What will socialism be like? That is the question posed by the Socialist Workers Party (sic) and answered by them in this amazing article that I heartily recommend for anyone curious about what kind of world these people fantasise about.
According to the author Jonathan Neale, who remarkably is 54-years-old the SWP’s vision of a new world involves weekly meetings in football stadiums in every city to “make decisions about what to do with the economy”.
Each workplace would also have weekly mass meetings: “In our new world we could make decisions based on what we need, not on profit. There would be endless debates in those meetings”.
How can we not be tempted by the prospect of endless debates?
Anyone who has ever sat in a meeting listening to speeches being heckled by SWP members or even worse had to actually listen to speeches by SWP members has asked themselves when it is going to end?
Now we know why – they are working towards their goal. All those hours flogging papers in front of shopping centres, all that time spent transforming the normal mode of speech of the Seven Oaks middle class into a mockney accent is in the service of achieving a society where there will be endless debate!
The great thing about a world of non-ending discussion is that there will be no time of course to actually do any work.
Reading Neale’s, ahem, ‘critique’ of capitalism it becomes pretty clear that what he dislikes about it is not so much inequality, environmental damage or the explotation of the developing world but the fact that he has to work.
“We spend the majority of our lives getting ready for work, going there, working, coming home, and then slumping to recover ourselves,” says Jonathan who appears not to enjoy a great working relationship with the collegues he will have endless discussions with in the glorious SWP new world.

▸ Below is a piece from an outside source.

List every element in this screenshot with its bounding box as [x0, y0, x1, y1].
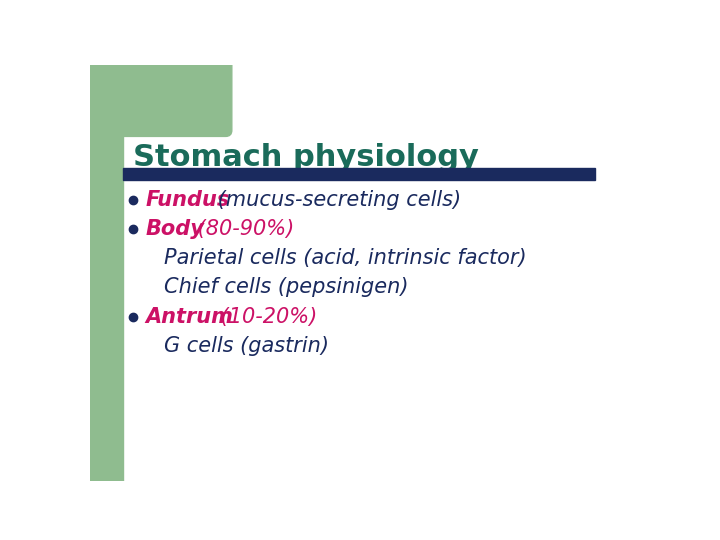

“From the moment you clock on to the moment you leave, you do what you’re told. “If you don’t like it, Jonathan,” they say, “you can go.”
But what makes the SWP future even more irresistable is the fact that it will help Jonathan to quit smoking and lose weight.
“We have all grown up under capitalism. We carry the scars of much suffering, of grief, of being made to feel small. I smoke. I’m overweight,” he says.
So there it is – the road to the new Jerusalem – Neither Marlboro Lights nor Hamburgers But Endless Debate!